Del mismo modo que la federación fue impuesta del centro a la periferia (a diferencia del sistema federal norteamericano), la cultura federalista echó raíces en la conciencia de los mexicanos: la pertenencia a un estado de la república borró las viejas adscripciones virreinales y se convirtió en un punto de referencia, a veces combinado con la pertenencia a una región. Los mexicanos albergamos sin problemas una triple pertenencia: a México, al estado y a la región. Así, el norteño se considera norteño pero invariablemente define su pertenencia a un estado; el mexicano de la Huasteca siente orgullo de ser huasteco pero antes es de San Luis Potosí o de Tamaulipas o de Veracruz. En todos los casos, la pertenencia estatal es más fuerte que la regional, pero también en todos los casos la pertenencia nacional no está fuera de duda. La división política se superpuso a la geografía. Pero junto a esta realidad cultural que se arraigó desde la primera constitución federal (1824), hemos tenido otras realidades también culturales que no se han podido desarraigar: “la provincia” es el término con que se designa a los 31 estados de la federación. Y, con la provincia, los adjetivos denigratorios de lo provinciano y los provincianos. Ni siquiera la expresión “el interior de la república” logra borrar la profunda raíz centralista que heredamos de la Colonia. Por eso mismo, tampoco se han borrado del todo los agravios que los “provincianos” manifiestan contra los capitalinos, los odiados chilangos, por su actitud sabionda, ruidosa y prepotente.
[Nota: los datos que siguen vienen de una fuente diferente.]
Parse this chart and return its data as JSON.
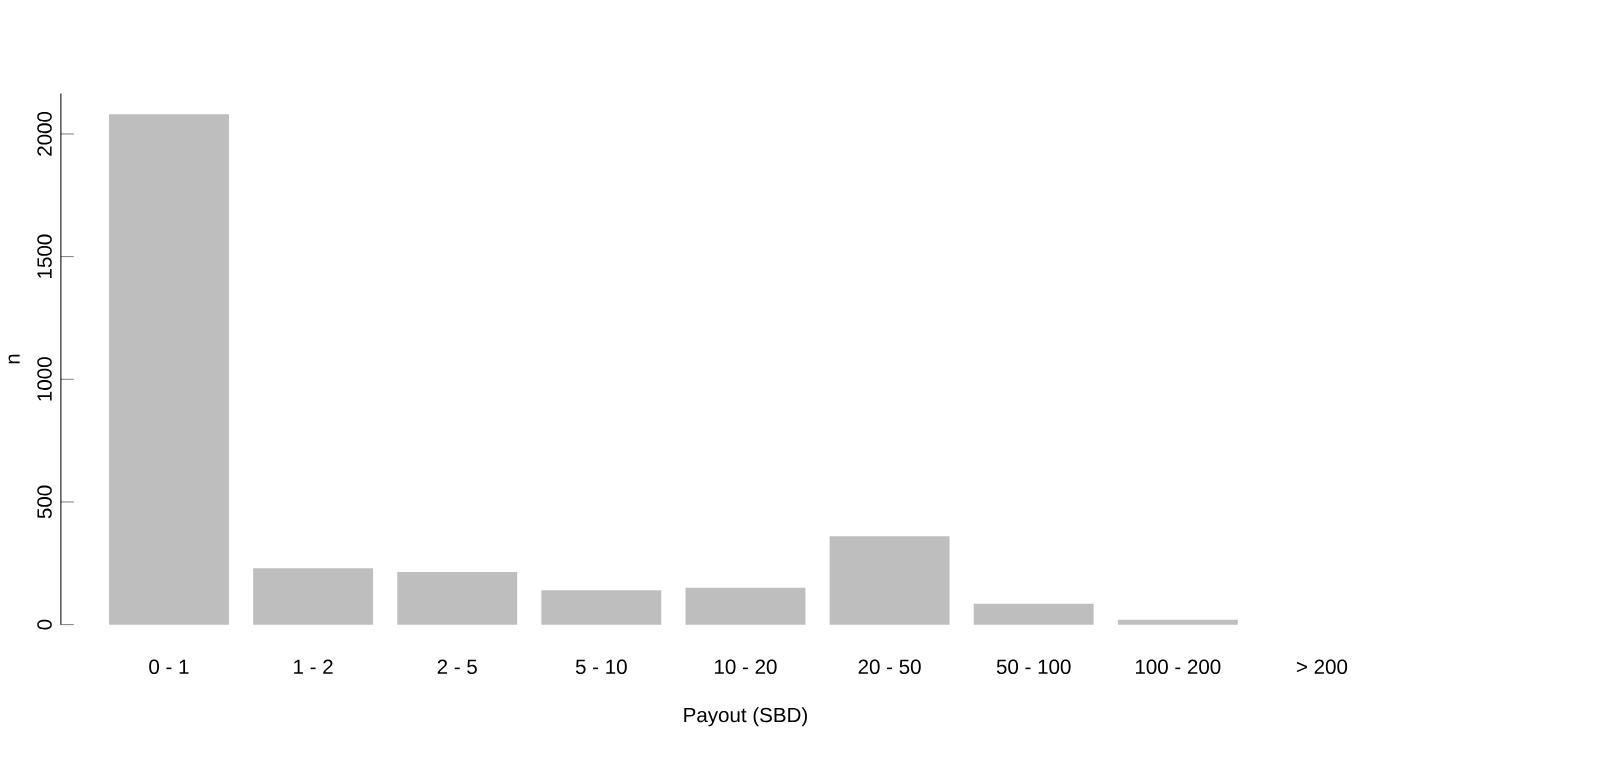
{
  "chart_data": {
    "type": "bar",
    "xlabel": "Payout (SBD)",
    "ylabel": "n",
    "categories": [
      "0 - 1",
      "1 - 2",
      "2 - 5",
      "5 - 10",
      "10 - 20",
      "20 - 50",
      "50 - 100",
      "100 - 200",
      "> 200"
    ],
    "values": [
      2080,
      230,
      215,
      140,
      150,
      360,
      85,
      20,
      0
    ],
    "color": "#bebebe",
    "ylim": [
      0,
      2165
    ],
    "yticks": [
      0,
      500,
      1000,
      1500,
      2000
    ]
  }
}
Pero ¿dónde vive la federación mexicana? Su domicilio legal fue fijado por el artículo 117 de la Constitución de 1857, texto que recogió sin discusión el artículo 124 de la Constitución vigente, salvo la breve pero interesante discusión de incluir “al pueblo” como un órgano constitucional, propuesta que habría apoyado –tal vez tomando la tribuna del Teatro de la República– Andrés Manuel López Obrador, y del agrado de quienes a estas alturas ignoran el significado e implicaciones de la democracia representativa. El vestido con que adornaron a esa señora muy aseñorada llamada “Federación” señala: “Las facultades que no están expresamente concedidas por esta Constitución a los funcionarios federales, se entienden reservadas a los estados”. El texto lo hubiera suscrito gustoso el genial Groucho Marx, pues equivale a decir que después de repartir un gran pastel entre los invitados a la mesa federal, las migajas sobrantes, incluidas las del mantel y las del piso, son todas de la exclusiva propiedad de los estados.